The adage goes – once beaten twice shy and from it, Zimbabwe must learn.
When Cyclone Idai began hitting Mozambique on March 14, weather experts warned in numerous reports that the natural disaster was fast advancing towards Zimbabwe’s Eastern region and the other parts of Malawi.
Found flat footed – unfortunately at the cost of hundreds of lives, President Emmerson Mnangagwa’s government must have learnt a serious lesson on basics, that it’s better to be proactive. The need to act on the situation before it happens is a better way to take control, than being reactive and trying to respond when the problem reaches your doorstep and gets out of control.
Weather experts argued that previous cyclones, which formed in the Central Indian Ocean – miles away from the coast (inside the ocean waters), were easier to prepare for, allowing time to mitigate the damage well in advance. Not with Cyclone Idai, which formed on the landside of Mozambique, close to the coastline, bombarding all the areas it passed through.
If Zimbabwe was a school student facing imminent examination, she should have been expected to nail it with flying colours, as she was given a sample of the questions identically coming out three days after the Mozambique’s day of being struck.

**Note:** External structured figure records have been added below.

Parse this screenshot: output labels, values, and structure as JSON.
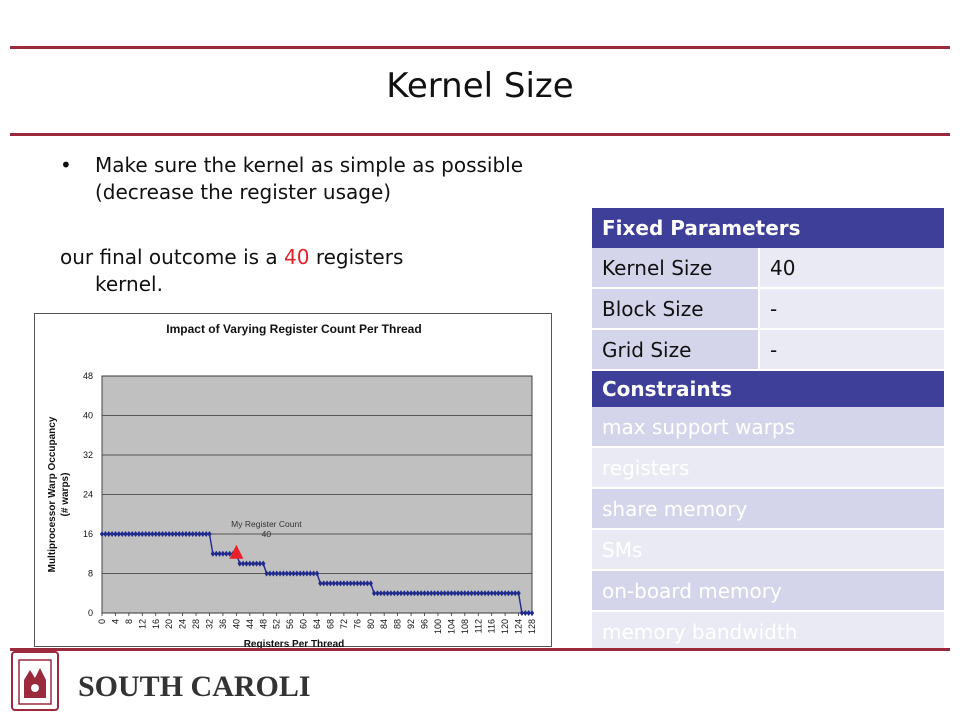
{
  "slide": {
    "title": "Kernel Size",
    "bullet_symbol": "•",
    "bullet_text": "Make sure the kernel as simple as possible (decrease the register usage)",
    "outcome_arrow": "",
    "outcome_prefix": " our final outcome is a ",
    "outcome_value": "40",
    "outcome_suffix": " registers",
    "outcome_line2": "kernel."
  },
  "params_table": {
    "fixed_header": "Fixed Parameters",
    "rows": [
      {
        "key": "Kernel Size",
        "value": "40"
      },
      {
        "key": "Block Size",
        "value": "-"
      },
      {
        "key": "Grid Size",
        "value": "-"
      }
    ],
    "constraints_header": "Constraints",
    "constraints": [
      "max support warps",
      "registers",
      "share memory",
      "SMs",
      "on-board memory",
      "memory bandwidth"
    ]
  },
  "logo": {
    "text": "SOUTH CAROLINA."
  },
  "colors": {
    "accent_rule": "#9a2a3c",
    "table_header": "#3e3f98",
    "series": "#1f2a8c",
    "marker": "#e8202a",
    "plot_bg": "#c0c0c0"
  },
  "chart_data": {
    "type": "line",
    "title": "Impact of Varying Register Count Per Thread",
    "xlabel": "Registers Per Thread",
    "ylabel_line1": "Multiprocessor Warp Occupancy",
    "ylabel_line2": "(# warps)",
    "xlim": [
      0,
      128
    ],
    "ylim": [
      0,
      48
    ],
    "y_ticks": [
      0,
      8,
      16,
      24,
      32,
      40,
      48
    ],
    "x_ticks": [
      0,
      4,
      8,
      12,
      16,
      20,
      24,
      28,
      32,
      36,
      40,
      44,
      48,
      52,
      56,
      60,
      64,
      68,
      72,
      76,
      80,
      84,
      88,
      92,
      96,
      100,
      104,
      108,
      112,
      116,
      120,
      124,
      128
    ],
    "grid": true,
    "series": [
      {
        "steps": [
          {
            "from": 0,
            "to": 32,
            "value": 16
          },
          {
            "from": 33,
            "to": 40,
            "value": 12
          },
          {
            "from": 41,
            "to": 48,
            "value": 10
          },
          {
            "from": 49,
            "to": 64,
            "value": 8
          },
          {
            "from": 65,
            "to": 80,
            "value": 6
          },
          {
            "from": 81,
            "to": 124,
            "value": 4
          },
          {
            "from": 125,
            "to": 128,
            "value": 0
          }
        ]
      }
    ],
    "annotation": {
      "label": "My Register Count",
      "value_label": "40",
      "x": 40,
      "y": 12
    }
  }
}
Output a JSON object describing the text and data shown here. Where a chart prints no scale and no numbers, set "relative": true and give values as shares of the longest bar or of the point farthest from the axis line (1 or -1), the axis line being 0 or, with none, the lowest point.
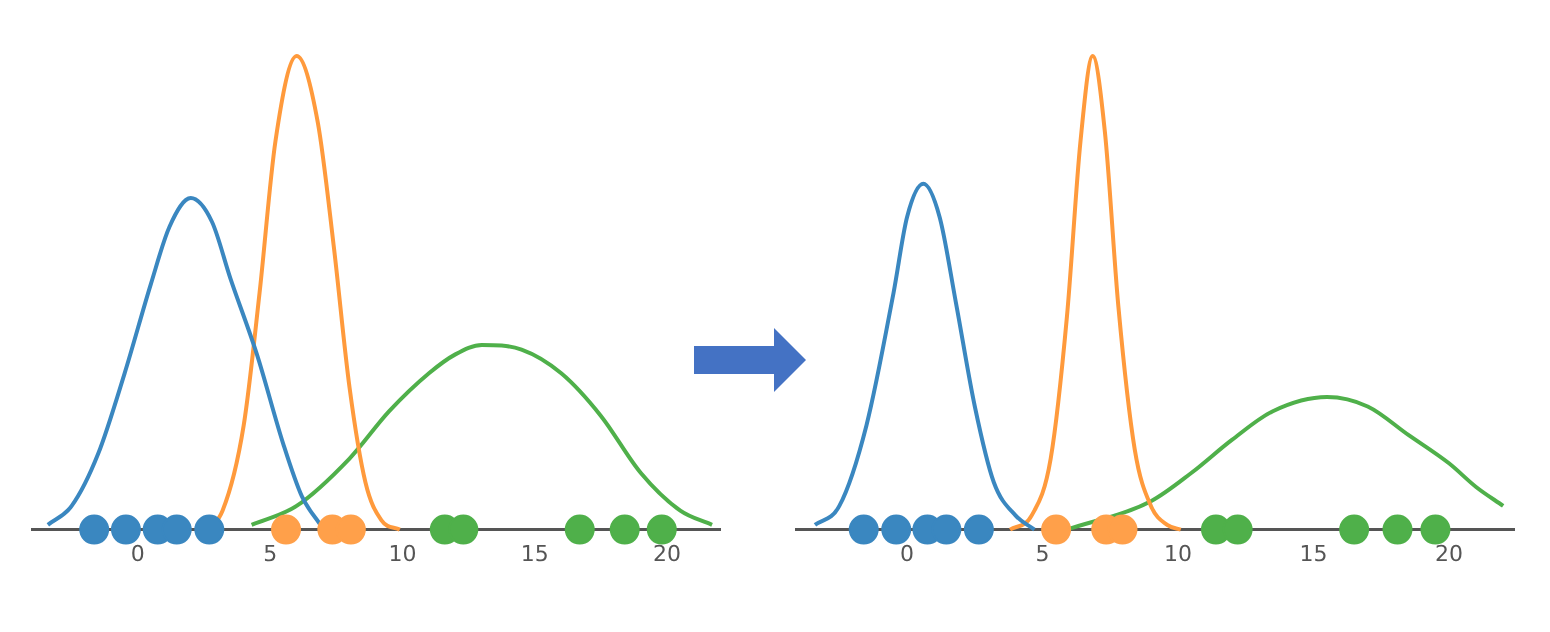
{
  "chart_data": [
    {
      "type": "line",
      "relative": true,
      "xlim": [
        -4,
        22
      ],
      "xticks": [
        0,
        5,
        10,
        15,
        20
      ],
      "grid": false,
      "legend": false,
      "marker": "none",
      "series": [
        {
          "type": "line",
          "color": "#3a87c0",
          "x": [
            -3.4,
            -2.5,
            -1.5,
            -0.5,
            0.5,
            1.2,
            2,
            2.8,
            3.5,
            4.5,
            5.5,
            6.2,
            6.9
          ],
          "values": [
            0.01,
            0.05,
            0.16,
            0.33,
            0.52,
            0.64,
            0.7,
            0.65,
            0.53,
            0.37,
            0.18,
            0.07,
            0.01
          ]
        },
        {
          "type": "line",
          "color": "#ff9a3c",
          "x": [
            2.4,
            3.2,
            4,
            4.6,
            5.2,
            6,
            6.8,
            7.4,
            8,
            8.6,
            9.2,
            9.9
          ],
          "values": [
            0,
            0.04,
            0.22,
            0.5,
            0.82,
            1,
            0.86,
            0.6,
            0.3,
            0.1,
            0.02,
            0
          ]
        },
        {
          "type": "line",
          "color": "#4fb04a",
          "x": [
            4.3,
            6,
            8,
            9.5,
            11,
            12,
            13,
            14.5,
            16,
            17.5,
            19,
            20.5,
            21.7
          ],
          "values": [
            0.01,
            0.05,
            0.15,
            0.25,
            0.33,
            0.37,
            0.39,
            0.38,
            0.33,
            0.24,
            0.12,
            0.04,
            0.01
          ]
        },
        {
          "type": "scatter",
          "marker": "circle",
          "color": "#3a87c0",
          "x": [
            -1.65,
            -0.45,
            0.75,
            1.47,
            2.7
          ],
          "values": [
            0,
            0,
            0,
            0,
            0
          ]
        },
        {
          "type": "scatter",
          "marker": "circle",
          "color": "#ffa04a",
          "x": [
            5.6,
            7.35,
            8.05
          ],
          "values": [
            0,
            0,
            0
          ]
        },
        {
          "type": "scatter",
          "marker": "circle",
          "color": "#4fb04a",
          "x": [
            11.6,
            12.3,
            16.7,
            18.4,
            19.8
          ],
          "values": [
            0,
            0,
            0,
            0,
            0
          ]
        }
      ]
    },
    {
      "type": "line",
      "relative": true,
      "xlim": [
        -4.1,
        22.4
      ],
      "xticks": [
        0,
        5,
        10,
        15,
        20
      ],
      "grid": false,
      "legend": false,
      "marker": "none",
      "series": [
        {
          "type": "line",
          "color": "#3a87c0",
          "x": [
            -3.4,
            -2.5,
            -1.5,
            -0.5,
            0,
            0.6,
            1.2,
            1.8,
            2.5,
            3.2,
            4,
            4.7
          ],
          "values": [
            0.01,
            0.05,
            0.22,
            0.5,
            0.66,
            0.73,
            0.66,
            0.48,
            0.26,
            0.1,
            0.03,
            0
          ]
        },
        {
          "type": "line",
          "color": "#ff9a3c",
          "x": [
            3.8,
            4.6,
            5.3,
            5.9,
            6.4,
            6.85,
            7.3,
            7.8,
            8.4,
            9,
            9.6,
            10.1
          ],
          "values": [
            0,
            0.03,
            0.15,
            0.45,
            0.82,
            1,
            0.84,
            0.47,
            0.17,
            0.05,
            0.01,
            0
          ]
        },
        {
          "type": "line",
          "color": "#4fb04a",
          "x": [
            5.9,
            9,
            10.5,
            12,
            13.5,
            15.5,
            17,
            18.5,
            20,
            21,
            22
          ],
          "values": [
            0,
            0.06,
            0.12,
            0.19,
            0.25,
            0.28,
            0.26,
            0.2,
            0.14,
            0.09,
            0.05
          ]
        },
        {
          "type": "scatter",
          "marker": "circle",
          "color": "#3a87c0",
          "x": [
            -1.6,
            -0.4,
            0.75,
            1.45,
            2.65
          ],
          "values": [
            0,
            0,
            0,
            0,
            0
          ]
        },
        {
          "type": "scatter",
          "marker": "circle",
          "color": "#ffa04a",
          "x": [
            5.5,
            7.35,
            7.95
          ],
          "values": [
            0,
            0,
            0
          ]
        },
        {
          "type": "scatter",
          "marker": "circle",
          "color": "#4fb04a",
          "x": [
            11.4,
            12.2,
            16.5,
            18.1,
            19.5
          ],
          "values": [
            0,
            0,
            0,
            0,
            0
          ]
        }
      ]
    }
  ]
}
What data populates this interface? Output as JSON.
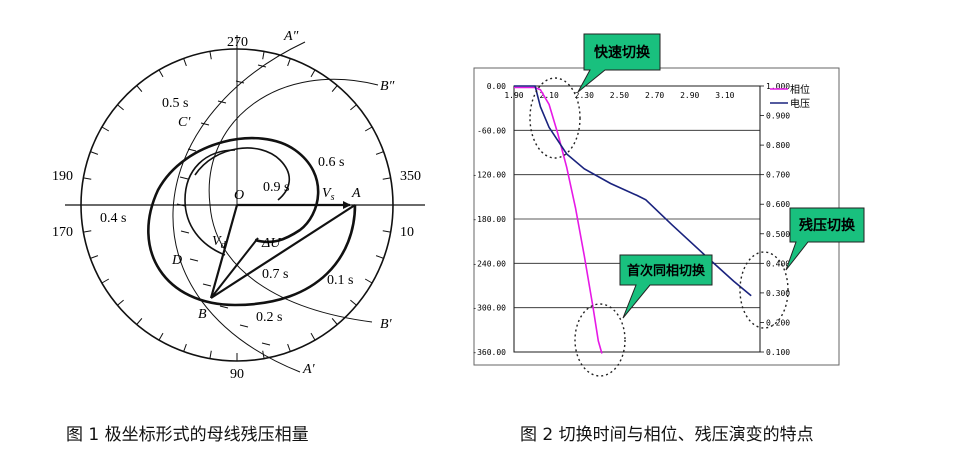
{
  "figure1": {
    "caption": "图 1  极坐标形式的母线残压相量",
    "angles": {
      "top": "270",
      "left_upper": "190",
      "left_lower": "170",
      "right_upper": "350",
      "right_lower": "10",
      "bottom": "90"
    },
    "time_labels": {
      "t05": "0.5 s",
      "t06": "0.6 s",
      "t09": "0.9 s",
      "t04": "0.4 s",
      "t07": "0.7 s",
      "t01": "0.1 s",
      "t02": "0.2 s"
    },
    "points": {
      "C": "C′",
      "O": "O",
      "A": "A",
      "D": "D",
      "B": "B"
    },
    "vectors": {
      "vs": "V",
      "vs_sub": "s",
      "vd": "V",
      "vd_sub": "d",
      "du": "ΔU"
    },
    "lines": {
      "A2": "A″",
      "B2": "B″",
      "B1": "B′",
      "A1": "A′"
    }
  },
  "figure2": {
    "caption": "图 2  切换时间与相位、残压演变的特点",
    "callouts": {
      "fast": "快速切换",
      "first": "首次同相切换",
      "residual": "残压切换"
    },
    "legend": {
      "phase": "相位",
      "voltage": "电压"
    },
    "colors": {
      "phase": "#e619e6",
      "voltage": "#1a237e",
      "callout_fill": "#19c07e"
    },
    "chart_data": {
      "type": "line",
      "x_ticks": [
        "1.90",
        "2.10",
        "2.30",
        "2.50",
        "2.70",
        "2.90",
        "3.10"
      ],
      "y_left_ticks": [
        "0.00",
        "-60.00",
        "-120.00",
        "-180.00",
        "-240.00",
        "-300.00",
        "-360.00"
      ],
      "y_right_ticks": [
        "1.000",
        "0.900",
        "0.800",
        "0.700",
        "0.600",
        "0.500",
        "0.400",
        "0.300",
        "0.200",
        "0.100"
      ],
      "xlim": [
        1.9,
        3.3
      ],
      "ylim_left": [
        -360,
        0
      ],
      "ylim_right": [
        0.1,
        1.0
      ],
      "grid": true,
      "legend_position": "top-right",
      "series": [
        {
          "name": "相位",
          "axis": "left",
          "x": [
            1.9,
            2.02,
            2.05,
            2.1,
            2.15,
            2.2,
            2.25,
            2.3,
            2.35,
            2.38,
            2.4
          ],
          "y": [
            -2,
            -2,
            -5,
            -25,
            -65,
            -110,
            -165,
            -230,
            -300,
            -345,
            -362
          ]
        },
        {
          "name": "电压",
          "axis": "right",
          "x": [
            1.9,
            2.02,
            2.05,
            2.1,
            2.2,
            2.3,
            2.45,
            2.6,
            2.65,
            2.8,
            3.0,
            3.15,
            3.25
          ],
          "y": [
            1.0,
            1.0,
            0.93,
            0.86,
            0.77,
            0.72,
            0.67,
            0.63,
            0.615,
            0.53,
            0.42,
            0.34,
            0.29
          ]
        }
      ]
    }
  }
}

However, Zimbabwe chose to be that slow learner who needs many trials, repeating one concept a zillion times before it finally clicks. We were way better off than the Mozambican situation in that we had three to four days to cushion us – with clear weather reports which continued to indicate the unwanted visitor was coming to destroy parts of Manicaland Province.
When I read about the importance of community radio stations in a number of publications, I decided had to do a brief research on the pros of having them in many places of our country. In simple terms, a community radio station is an independent, nonprofit broadcaster that serves a certain community within a set radius.
It is unfortunate that in Zimbabwe we have only eight such licensed radio stations, authorized in 2015 by the Broadcasting Authority of Zimbabwe. We can sadly compare eight community radio stations in 2015 with the more than 165 community radio stations South Africa had by 2006, only 12 years after its independence, which came 14 years after ours.
These topic on these types of radio stations is daily talk now because they reach out to a certain organic audience with predominantly local-specific of our communities. They make the dissemination of emergency information such as that on a calamity effective, timely and with much detail and in real time. Most of the community radio stations are operated using the local first language that is the mother tongue, which is understood across board.
Had we had such resources in many places in our country, the damage and loss of life might have been lessened and or even avoided because our people would have been forewarned and therefore, forearmed.
In as much the government could have done much better, communities have learnt the hard way, especially those few who got the news on time but were reluctant to leave their low or disaster prone areas.
Tragedy has taught us that the next time such warnings of disasters, including cyclones, come, we must take heed and act accordingly, that prompt action must be taken by all stake holders, government being the main actor expected to solicit, implement and lead proactive programs.
Some of the proactive measures that need be implemented by either government and or stakeholders in our communities include;
- avoiding to do farming in flood plains areas,
- improving the drainage system, especially in urban centres and swiftly evacuating potential victims before the cyclone strikes.
- contractors to be given tenders for construction of infrastructures like bridges, roads, and building like schools must be inspected during construction so as to ascertain if expected standards are followed
- strong structures are not easily washed away as witnessed in some parts of the affected areas.
Lastly, we pass our condolences to the bereaved families. May the souls of our departed beloved brothers and sisters rest in eternal peace. To those left injured, we pray that you may get well soon.
Stewart Musarapasi is a Business and Political Analyst based in Europe. He writes here in his personal capacity and the views expressed in this article are entirely his, not necessarily those of African Voice Global.